When you consider the innumerable others who are too afraid to speak up against their own abusers, every high-profile executive and high-ranking official who has been brought down by allegations of inappropriate behavior is a drop in the bucket. So, what exactly qualifies as workplace harassment? Furthermore, when is it appropriate to act?
According to a recent survey by the Equal Employment Opportunity Commission, 75% of those who spoke out about workplace harassment were met with retaliation from the person to whom they reported the occurrence. With this statistic in mind, it's easy to see why so many cases of workplace harassment go unreported, and why it took something like the #MeToo movement so long to make a difference.
1. I'll Scratch Your Back if You Scratch Mine
According to the United States Department of Labor, there are a few lines that your employer should never cross. When your supervisor recommends a quid-pro-quo (or "I'll scratch your back if you scratch mine") agreement in order to assist you professionally, this is one of these special scenarios. These agreements are considered workplace harassment and may be illegal if one of the following events occurs:
2. Hostile “GTFO” Work Environments
While some bosses strive to misuse their position in situations like the ones described above, others are simply slimy and illogical. However, if your supervisor treats you in a way that makes your skin crawl, it's likely that he or she is engaging in workplace harassment.
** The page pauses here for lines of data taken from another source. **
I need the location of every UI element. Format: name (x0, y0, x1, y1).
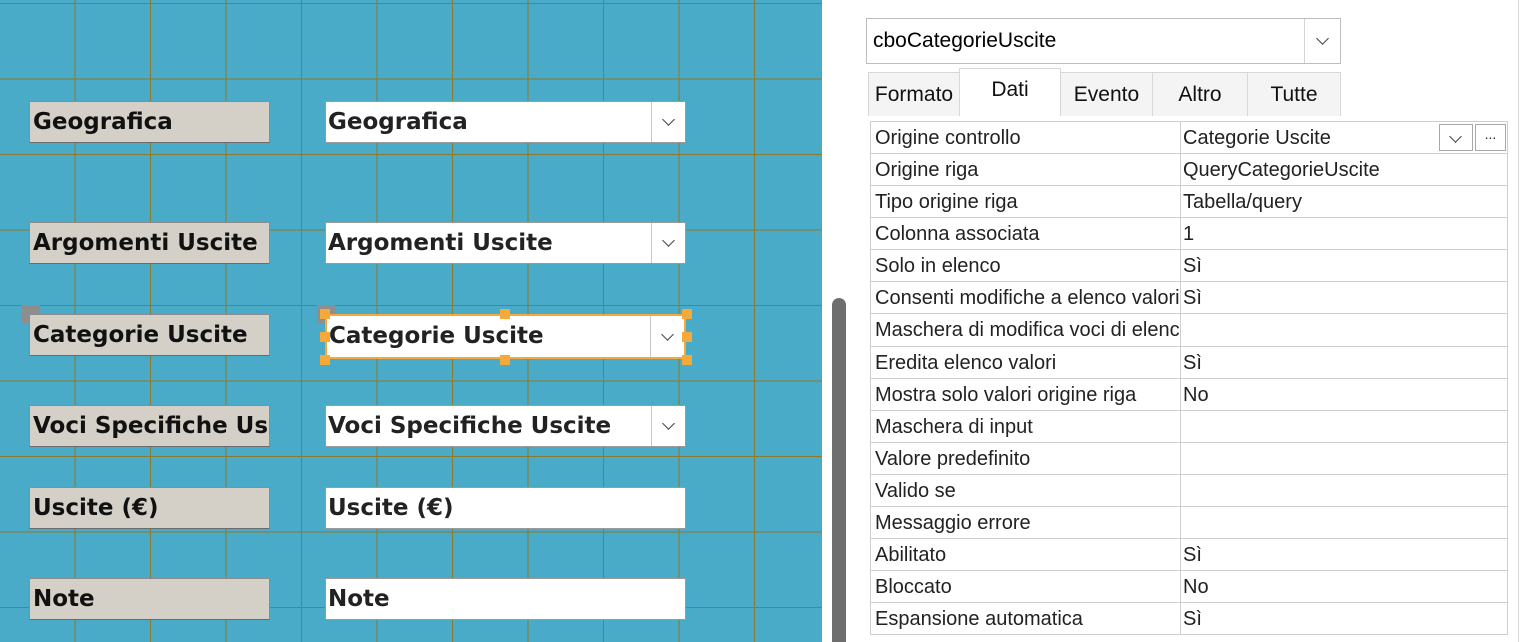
tab-evento[interactable]: Evento (1060, 72, 1153, 116)
property-name: Maschera di modifica voci di elenco (875, 319, 1179, 341)
property-value[interactable]: Sì (1180, 347, 1507, 378)
combo-categorie-uscite-text: Categorie Uscite (329, 323, 544, 349)
property-value[interactable]: QueryCategorieUscite (1180, 154, 1507, 185)
property-build-button[interactable]: ... (1475, 124, 1506, 151)
property-value[interactable]: Sì (1180, 282, 1507, 313)
label-geografica[interactable]: Geografica (29, 101, 270, 143)
combo-voci-specifiche-uscite[interactable]: Voci Specifiche Uscite (325, 405, 686, 447)
property-value[interactable]: 1 (1180, 218, 1507, 249)
property-value[interactable]: No (1180, 379, 1507, 410)
property-row[interactable]: Messaggio errore (870, 507, 1508, 539)
property-row[interactable]: Solo in elenco Sì (870, 250, 1508, 282)
property-value[interactable]: Tabella/query (1180, 186, 1507, 217)
property-row[interactable]: Valido se (870, 475, 1508, 507)
property-row[interactable]: Valore predefinito (870, 443, 1508, 475)
object-selector-value: cboCategorieUscite (873, 29, 1057, 52)
tab-formato[interactable]: Formato (868, 72, 960, 116)
property-row[interactable]: Espansione automatica Sì (870, 603, 1508, 635)
property-row[interactable]: Maschera di input (870, 411, 1508, 443)
property-name: Messaggio errore (875, 512, 1031, 534)
label-uscite[interactable]: Uscite (€) (29, 487, 270, 529)
resize-handle-sw[interactable] (320, 355, 330, 365)
property-name: Bloccato (875, 576, 952, 598)
property-name: Mostra solo valori origine riga (875, 384, 1137, 406)
resize-handle-nw[interactable] (320, 309, 330, 319)
resize-handle-s[interactable] (500, 355, 510, 365)
textbox-note[interactable]: Note (325, 578, 686, 620)
property-value[interactable] (1180, 507, 1507, 538)
property-dropdown-button[interactable] (1439, 124, 1473, 151)
property-value[interactable]: Sì (1180, 250, 1507, 281)
property-row[interactable]: Mostra solo valori origine riga No (870, 379, 1508, 411)
combo-argomenti-uscite[interactable]: Argomenti Uscite (325, 222, 686, 264)
chevron-down-icon[interactable] (651, 406, 685, 446)
property-name: Eredita elenco valori (875, 352, 1057, 374)
form-design-canvas[interactable]: Geografica Geografica Argomenti Uscite A… (0, 0, 822, 642)
property-name: Colonna associata (875, 223, 1040, 245)
tab-altro[interactable]: Altro (1152, 72, 1248, 116)
property-row[interactable]: Abilitato Sì (870, 539, 1508, 571)
property-value[interactable] (1180, 475, 1507, 506)
property-value[interactable] (1180, 411, 1507, 442)
property-row[interactable]: Consenti modifiche a elenco valori Sì (870, 282, 1508, 314)
label-categorie-uscite[interactable]: Categorie Uscite (29, 314, 270, 356)
property-name: Maschera di input (875, 416, 1033, 438)
object-selector[interactable]: cboCategorieUscite (866, 18, 1341, 64)
property-value[interactable]: No (1180, 571, 1507, 602)
tab-dati[interactable]: Dati (959, 68, 1061, 116)
vertical-scrollbar[interactable] (832, 298, 846, 642)
property-row[interactable]: Origine riga QueryCategorieUscite (870, 154, 1508, 186)
chevron-down-icon[interactable] (651, 223, 685, 263)
combo-geografica[interactable]: Geografica (325, 101, 686, 143)
chevron-down-icon[interactable] (650, 316, 684, 357)
chevron-down-icon[interactable] (1304, 19, 1340, 63)
property-name: Espansione automatica (875, 608, 1083, 630)
property-value[interactable] (1180, 314, 1507, 346)
property-value[interactable]: Sì (1180, 603, 1507, 634)
resize-handle-ne[interactable] (682, 309, 692, 319)
property-grid: Origine controllo Categorie Uscite Origin… (870, 121, 1508, 635)
property-name: Solo in elenco (875, 255, 1001, 277)
property-row[interactable]: Eredita elenco valori Sì (870, 347, 1508, 379)
combo-voci-specifiche-uscite-text: Voci Specifiche Uscite (328, 413, 612, 439)
property-row[interactable]: Tipo origine riga Tabella/query (870, 186, 1508, 218)
label-note[interactable]: Note (29, 578, 270, 620)
chevron-down-icon[interactable] (651, 102, 685, 142)
property-value[interactable] (1180, 443, 1507, 474)
property-name: Consenti modifiche a elenco valori (875, 287, 1179, 309)
property-name: Origine riga (875, 159, 979, 181)
combo-geografica-text: Geografica (328, 109, 468, 135)
property-row[interactable]: Colonna associata 1 (870, 218, 1508, 250)
tab-tutte[interactable]: Tutte (1247, 72, 1341, 116)
property-row[interactable]: Origine controllo Categorie Uscite (870, 122, 1508, 154)
label-argomenti-uscite[interactable]: Argomenti Uscite (29, 222, 270, 264)
property-row[interactable]: Bloccato No (870, 571, 1508, 603)
property-value[interactable]: Sì (1180, 539, 1507, 570)
textbox-uscite[interactable]: Uscite (€) (325, 487, 686, 529)
resize-handle-e[interactable] (682, 332, 692, 342)
resize-handle-w[interactable] (320, 332, 330, 342)
property-name: Abilitato (875, 544, 947, 566)
label-voci-specifiche-uscite[interactable]: Voci Specifiche Usci (29, 405, 270, 447)
resize-handle-n[interactable] (500, 309, 510, 319)
window-edge (1518, 0, 1526, 642)
property-name: Valore predefinito (875, 448, 1031, 470)
combo-categorie-uscite[interactable]: Categorie Uscite (325, 314, 686, 359)
property-name: Valido se (875, 480, 956, 502)
property-name: Tipo origine riga (875, 191, 1018, 213)
property-row[interactable]: Maschera di modifica voci di elenco (870, 314, 1508, 347)
property-name: Origine controllo (875, 127, 1021, 149)
resize-handle-se[interactable] (682, 355, 692, 365)
combo-argomenti-uscite-text: Argomenti Uscite (328, 230, 553, 256)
The following are some examples of this heinous behavior:
In general, if any of these events occur at your employment, it is deemed criminal workplace harassment. If your boss does not exhibit this type of conduct on a regular basis, it may not annoy you as much. But, as the saying goes, give them an inch and they'll take a mile.
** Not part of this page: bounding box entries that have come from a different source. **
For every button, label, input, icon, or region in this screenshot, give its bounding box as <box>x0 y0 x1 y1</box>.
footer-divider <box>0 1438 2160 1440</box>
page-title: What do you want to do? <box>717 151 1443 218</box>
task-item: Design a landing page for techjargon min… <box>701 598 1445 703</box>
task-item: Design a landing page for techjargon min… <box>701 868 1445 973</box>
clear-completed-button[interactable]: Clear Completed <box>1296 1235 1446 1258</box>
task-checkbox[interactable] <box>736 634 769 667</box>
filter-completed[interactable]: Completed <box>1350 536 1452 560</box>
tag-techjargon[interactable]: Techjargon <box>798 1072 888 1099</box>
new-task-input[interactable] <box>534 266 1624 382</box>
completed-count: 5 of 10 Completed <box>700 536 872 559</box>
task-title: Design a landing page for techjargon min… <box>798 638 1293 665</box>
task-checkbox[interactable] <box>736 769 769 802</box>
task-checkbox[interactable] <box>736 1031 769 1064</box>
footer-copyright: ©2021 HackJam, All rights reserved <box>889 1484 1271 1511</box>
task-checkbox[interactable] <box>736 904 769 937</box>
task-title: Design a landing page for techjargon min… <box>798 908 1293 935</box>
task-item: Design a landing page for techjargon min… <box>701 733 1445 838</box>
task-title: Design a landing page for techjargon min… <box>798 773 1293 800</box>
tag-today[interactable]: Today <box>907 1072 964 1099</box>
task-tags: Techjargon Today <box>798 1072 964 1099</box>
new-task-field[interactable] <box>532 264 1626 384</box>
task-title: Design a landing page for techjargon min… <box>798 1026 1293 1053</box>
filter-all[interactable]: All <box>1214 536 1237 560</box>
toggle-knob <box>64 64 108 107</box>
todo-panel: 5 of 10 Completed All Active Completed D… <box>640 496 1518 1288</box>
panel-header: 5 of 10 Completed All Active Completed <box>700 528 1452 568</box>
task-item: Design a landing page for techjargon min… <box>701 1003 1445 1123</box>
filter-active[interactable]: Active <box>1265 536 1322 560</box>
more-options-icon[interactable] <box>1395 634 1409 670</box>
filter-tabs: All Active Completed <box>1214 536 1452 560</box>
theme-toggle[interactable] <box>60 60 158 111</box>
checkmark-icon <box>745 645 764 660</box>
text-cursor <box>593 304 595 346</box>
That is why it is critical to report abusive bosses for workplace harassment as soon as possible. Nobody wants to work in a backwards-thinking atmosphere. So, if you're harassed at work, make sure to report it straight away to human resources. You don't have a human resources department? Look to your boss's boss for guidance. Working for a chain (whether it's a store or a restaurant) and not sure how to approach your boss (especially if the abuser is your boss)? You can probably reach the head office by dialing a central (and generally anonymous) number.